Fix three Codex-review findings on variant= probe

maxwbuckley · claude · maxwbuckley · commit 8abe7fd79aa6 · 2026-04-27T23:40:42.000+02:00
[P2] Pass cache_dir through the variant probe.
``_variant_available`` and ``_resolve_variant`` previously didn't accept
``cache_dir``, so a caller using ``from_pretrained(..., cache_dir=X)``
would have ``hf_hub_download`` probe into the *default* HF cache and
then ``snapshot_download(..., cache_dir=X)`` could not reuse the probe's
download. Result: cold starts paid for the variant weights twice and
the user's requested cache location was bypassed. Both helpers now
take ``cache_dir`` and forward it to ``try_to_load_from_cache`` and
``hf_hub_download``.

[P2] Sharded variant safetensors.
``_variant_allow_patterns`` already included
``model.{variant}.safetensors.index.json`` for forward compatibility,
but the actual shard files
(``model-XXXXX-of-YYYYY.{variant}.safetensors``) were excluded by the
allow-list, so a publisher who shipped a sharded fp16 / bf16 variant
would get only the index file pulled — the load would then fail or
silently fall back to fp32. Added the ``model-*-of-*.{variant}.safetensors``
glob.

[P2] dtype-vs-variant consistency in the outer dispatcher.
``GLiNER.from_pretrained`` (the outer class-level dispatcher) ran the
variant probe before checking dtype/variant consistency.
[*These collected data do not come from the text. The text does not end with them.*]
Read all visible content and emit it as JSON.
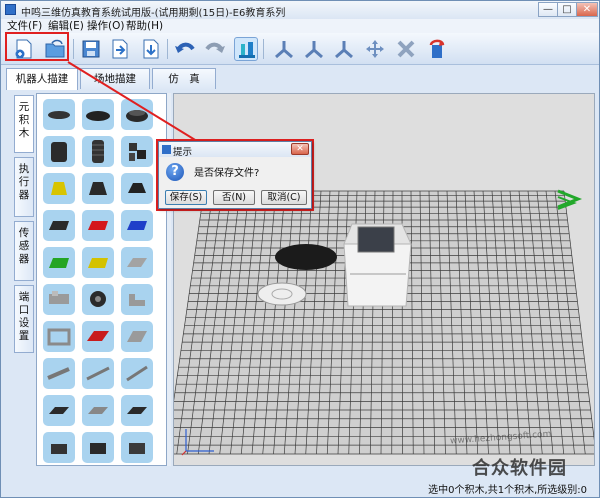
{
  "window": {
    "title": "中鸣三维仿真教育系统试用版-(试用期剩(15日)-E6教育系列",
    "min_glyph": "—",
    "max_glyph": "□",
    "close_glyph": "✕"
  },
  "menu": [
    {
      "label": "文件(F)"
    },
    {
      "label": "编辑(E)"
    },
    {
      "label": "操作(O)"
    },
    {
      "label": "帮助(H)"
    }
  ],
  "toolbar": {
    "icons": [
      "new-file-icon",
      "open-file-icon",
      "save-icon",
      "save-as-icon",
      "export-icon",
      "undo-icon",
      "redo-icon",
      "robot-build-icon",
      "rotate-x-icon",
      "rotate-y-icon",
      "rotate-z-icon",
      "move-icon",
      "delete-icon",
      "exit-icon"
    ]
  },
  "tabs": [
    {
      "label": "机器人描建",
      "active": true
    },
    {
      "label": "场地描建",
      "active": false
    },
    {
      "label": "仿　真",
      "active": false
    }
  ],
  "side_tabs": [
    {
      "label": "元积木",
      "active": true
    },
    {
      "label": "执行器",
      "active": false
    },
    {
      "label": "传感器",
      "active": false
    },
    {
      "label": "端口设置",
      "active": false
    }
  ],
  "dialog": {
    "title": "提示",
    "message": "是否保存文件?",
    "close_glyph": "✕",
    "question_glyph": "?",
    "buttons": [
      {
        "label": "保存(S)"
      },
      {
        "label": "否(N)"
      },
      {
        "label": "取消(C)"
      }
    ]
  },
  "status": {
    "text": "选中0个积木,共1个积木,所选级别:0"
  },
  "watermark": {
    "text": "合众软件园",
    "url": "www.hezhongsoft.com"
  },
  "colors": {
    "highlight": "#e02020",
    "palette_cell": "#a9d3ef",
    "viewport_bg": "#dedede"
  }
}
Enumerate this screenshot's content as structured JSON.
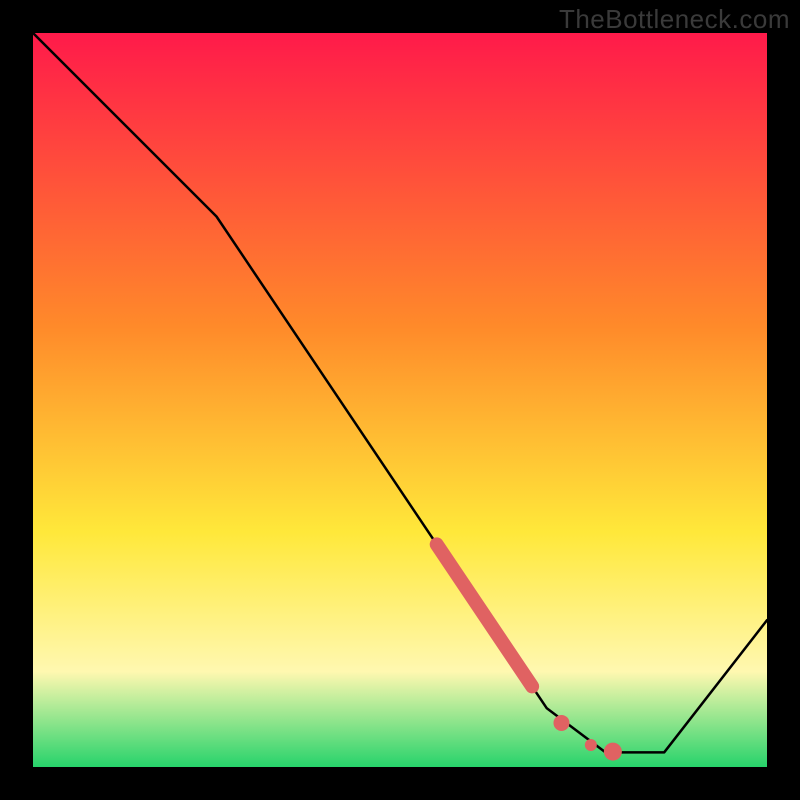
{
  "watermark": "TheBottleneck.com",
  "colors": {
    "gradient_top": "#ff1a4a",
    "gradient_mid1": "#ff8a2a",
    "gradient_mid2": "#ffe83a",
    "gradient_mid3": "#fff8b0",
    "gradient_bottom": "#27d36b",
    "curve": "#000000",
    "marker_fill": "#e06262",
    "marker_stroke": "#c44848",
    "frame": "#000000"
  },
  "chart_data": {
    "type": "line",
    "title": "",
    "xlabel": "",
    "ylabel": "",
    "xlim": [
      0,
      100
    ],
    "ylim": [
      0,
      100
    ],
    "curve_points": [
      {
        "x": 0,
        "y": 100
      },
      {
        "x": 25,
        "y": 75
      },
      {
        "x": 70,
        "y": 8
      },
      {
        "x": 78,
        "y": 2
      },
      {
        "x": 86,
        "y": 2
      },
      {
        "x": 100,
        "y": 20
      }
    ],
    "highlight_segment": {
      "start": {
        "x": 55,
        "y": 30.33
      },
      "end": {
        "x": 68,
        "y": 10.98
      }
    },
    "highlight_dots": [
      {
        "x": 72,
        "y": 6.0
      },
      {
        "x": 76,
        "y": 3.0
      },
      {
        "x": 79,
        "y": 2.1
      }
    ]
  }
}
When the
variant file was missing from the Hub, ``_resolve_variant`` downgraded
to ``None`` and the inner consistency check was then skipped — silently
accepting ``variant='bf16', dtype='fp16'`` and loading fp16 instead of
raising the documented mismatch error. Hoisted the consistency check
above the probe in the outer dispatcher to mirror the inner logic.

Test coverage:
- New ``test_includes_sharded_safetensors_pattern`` asserts the shard
  glob is per-variant (no cross-variant slip-through, default shards
  still excluded).
- Updated ``test_fp16_and_bf16_differ_only_in_variant_filename`` to
  account for the new shard pattern entries in the symmetric
  difference.
- New ``test_outer_dispatcher_mismatch_raises_before_probe`` exercises
  the outer-dispatcher path with a non-existent ``model_id`` and a
  mismatched ``variant``/``dtype`` pair, asserting the ``ValueError``
  fires before any I/O. Guards against the silent-fp16 regression.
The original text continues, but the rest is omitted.